Gaviria plans to use the skills she’s gained at Harris to improve conditions for mothers and children in Mexico.
Paula Gaviria, Headshot
Paula Gaviria

As the co-founder and director of the nonprofit Jugar Y Criar Foundation, Gaviria fought to improve conditions and create programs to help mothers left to raise their children in one of the most perilous places in Mexico: inside prisons.

Fighting to support the children’s development while learning about the societal forces that prompted their mothers’ imprisonments inspired Gaviria to begin addressing the problem from a public policy angle.

And that decision led her to the Master of Public Policy (MPP) program at the University of Chicago Harris School of Public Policy.

“The only way to help larger populations is by changing policies and laws,” Gaviria said. “Harris is preparing me to help do that.”

She first began assisting imprisoned women and children in 2017, following a chance trip to a prison to help her aunt, a psychoanalyst, throw a party for children born behind bars. At the time, Gaviria was a kindergarten teacher with a BA in psychology—and had no idea Mexican law allowed children born in prison to be raised by their incarcerated mothers from birth to age six.

What she saw in the prison shocked her: terrified children—many severely developmentally delayed—living in concrete prison cells with their mothers and almost no amenities or programs to help them.

The visit inspired Gaviria and her aunt to form the Jugar y Criar [Play and Raise] Foundation, and Gaviria soon began working as a project leader and researcher for Reinserta, Mexico’s leading prison inmate rehabilitation nonprofit. There, she created some of the nation’s first programs teaching parenting skills to incarcerated mothers and providing educational opportunities to their imprisoned children.
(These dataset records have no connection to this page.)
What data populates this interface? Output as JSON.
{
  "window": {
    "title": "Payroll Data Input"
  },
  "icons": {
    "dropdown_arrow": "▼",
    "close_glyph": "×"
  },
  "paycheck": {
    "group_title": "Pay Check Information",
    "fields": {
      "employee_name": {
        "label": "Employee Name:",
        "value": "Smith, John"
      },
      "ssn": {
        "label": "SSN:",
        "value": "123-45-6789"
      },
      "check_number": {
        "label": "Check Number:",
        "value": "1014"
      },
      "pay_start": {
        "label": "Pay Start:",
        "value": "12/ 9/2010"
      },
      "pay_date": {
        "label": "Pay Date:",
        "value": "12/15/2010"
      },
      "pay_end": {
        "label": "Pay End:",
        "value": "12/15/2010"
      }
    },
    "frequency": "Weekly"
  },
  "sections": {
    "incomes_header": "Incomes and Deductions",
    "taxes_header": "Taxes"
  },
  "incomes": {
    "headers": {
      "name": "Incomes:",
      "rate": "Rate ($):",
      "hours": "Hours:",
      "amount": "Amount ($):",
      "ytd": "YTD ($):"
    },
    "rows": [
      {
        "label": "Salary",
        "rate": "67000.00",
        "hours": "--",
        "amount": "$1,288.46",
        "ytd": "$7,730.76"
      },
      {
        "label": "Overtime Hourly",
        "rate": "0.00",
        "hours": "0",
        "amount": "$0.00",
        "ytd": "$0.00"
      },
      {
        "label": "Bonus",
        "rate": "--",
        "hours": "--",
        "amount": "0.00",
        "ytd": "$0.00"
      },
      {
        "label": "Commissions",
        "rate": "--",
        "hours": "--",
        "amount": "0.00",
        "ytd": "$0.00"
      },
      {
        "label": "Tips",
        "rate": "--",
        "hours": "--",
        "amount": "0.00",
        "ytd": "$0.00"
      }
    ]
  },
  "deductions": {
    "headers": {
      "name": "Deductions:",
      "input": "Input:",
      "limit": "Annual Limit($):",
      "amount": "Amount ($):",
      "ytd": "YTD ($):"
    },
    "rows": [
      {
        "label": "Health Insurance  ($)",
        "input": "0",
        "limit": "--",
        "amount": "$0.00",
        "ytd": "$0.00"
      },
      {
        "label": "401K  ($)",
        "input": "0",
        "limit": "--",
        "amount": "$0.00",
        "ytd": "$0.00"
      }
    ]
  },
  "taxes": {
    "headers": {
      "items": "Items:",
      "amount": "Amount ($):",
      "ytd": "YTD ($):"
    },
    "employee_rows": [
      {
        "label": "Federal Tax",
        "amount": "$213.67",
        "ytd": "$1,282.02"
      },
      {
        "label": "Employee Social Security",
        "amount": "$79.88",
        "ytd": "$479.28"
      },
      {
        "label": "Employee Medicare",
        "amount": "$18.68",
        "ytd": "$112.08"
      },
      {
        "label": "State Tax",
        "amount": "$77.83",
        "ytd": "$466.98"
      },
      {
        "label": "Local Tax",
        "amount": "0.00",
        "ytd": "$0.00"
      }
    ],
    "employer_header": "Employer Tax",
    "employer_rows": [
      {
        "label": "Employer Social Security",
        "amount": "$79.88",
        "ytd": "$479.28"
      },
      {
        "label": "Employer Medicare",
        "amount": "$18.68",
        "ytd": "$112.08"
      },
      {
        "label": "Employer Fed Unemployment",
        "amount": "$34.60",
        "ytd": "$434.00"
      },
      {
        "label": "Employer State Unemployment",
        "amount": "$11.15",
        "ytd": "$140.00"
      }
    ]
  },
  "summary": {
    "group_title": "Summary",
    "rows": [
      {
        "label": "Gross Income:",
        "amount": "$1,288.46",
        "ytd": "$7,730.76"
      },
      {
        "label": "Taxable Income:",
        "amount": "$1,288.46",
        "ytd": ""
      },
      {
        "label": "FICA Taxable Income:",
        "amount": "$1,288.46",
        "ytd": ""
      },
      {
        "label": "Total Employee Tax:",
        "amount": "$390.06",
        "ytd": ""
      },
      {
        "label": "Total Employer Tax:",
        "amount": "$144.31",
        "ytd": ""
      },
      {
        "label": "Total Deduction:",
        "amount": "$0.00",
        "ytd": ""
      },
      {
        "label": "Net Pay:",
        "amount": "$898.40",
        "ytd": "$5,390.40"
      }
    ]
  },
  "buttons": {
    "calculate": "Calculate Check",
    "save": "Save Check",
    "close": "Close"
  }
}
“Many of these children don’t have family members outside that could take care of them: they’d actually be worse off outside prison,” Gaviria said. “We saw the chance to help a population nobody was supporting. It took time to build trust with these women, but we told them from day one: ‘We are here to help your children, because we don’t want them to end up in the same place you did.’”

All programs found success, with children showing post-treatment improvement in cognitive development, motor skills, and maternal relationships. In response to these successes, the Mexican Senate altered national laws to mandate special child-safe cells for mothers and guarantee early education programs and recreational activities for the children of incarcerated mothers. Additionally, the program Gaviria directed for Reinserta won a grant to expand to two other Mexican prisons, and those developed by Jugar y Criar were replicated in Colombia and Uruguay.

Witnessing government’s ability to affect large-scale change encouraged Gaviria to ponder how to fix the societal problems that caused mothers to end up in prison in the first place, and Harris is equipping her with the tools to address those issues. “During my first year at Harris, I learned to better identify and assess the roots of social problems, to measure the impacts of pro-social programs, and to design more effective interventions. I’ve never been in a place where you can feel such optimism, where you’re surrounded by people who not only want to change the world, but are actually trying to do it.”

Following conversations with her academic advisor and work as a research assistant in UChicago’s Behavioral and Insights Parenting Lab (BIP), Gaviria began focusing on family and labor policy. “In the BIP Lab, I saw how they improve children’s education by involving the parents. We need programs that ensure parents are engaged, know how to care for their children, and have the financial help they need to do so.”

And while Gaviria isn’t certain where she’ll end up after Harris, improving conditions for mothers and children in Mexico is crucial to her. “I want to give parents the support they need to take and raise a child. I want to help Mexico be a better place.”